What good would it do to void Mr. Cosby’s diploma? Who actually celebrates it today? He is revealed and reviled. I am not keen on trying to rewrite history. We must own our past and learn from it. There is no Platonic device for awarding honors. We do our best to celebrate the good. We work with the best information available. But being human, we have erred in the past and will no doubt do so again in the future.
We need to redouble our efforts to avoid such failures of judgment in the years to come but must in humility appreciate our limitations and permit experience to inform our thinking. There is a rough charm to the proposal that we should recall our degree from Mr. Cosby, but it is a blunt instrument that does not do real justice to the dreadful challenge it seeks to address. It does not actually get to right. It provides no real comfort to the abused.

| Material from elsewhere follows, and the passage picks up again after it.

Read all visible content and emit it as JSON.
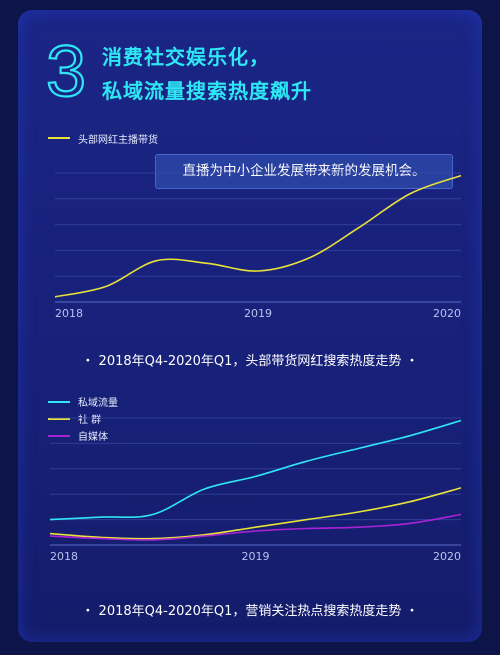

Mr. Cosby knows that we no longer esteem him. Everybody knows. He is down. He is out. The degree is as null and void as it can be. It is self-executing. However much he may deserve it, I am disinclined to kick him again to underscore our own virtue. It’s too easy.
We, on the other hand, must do the hard work to see that we now protect all members of our community from abuse and violation. We must as individuals and as a community look after each other and keep each other safe. We can’t do much about the past but we can do a great deal to craft the future and cure the world.
“It’s on us” can be a facile slogan or a North Star to guide our behavior. Which alternative we elect and how well we execute is the real message that we should send to Mr. Cosby.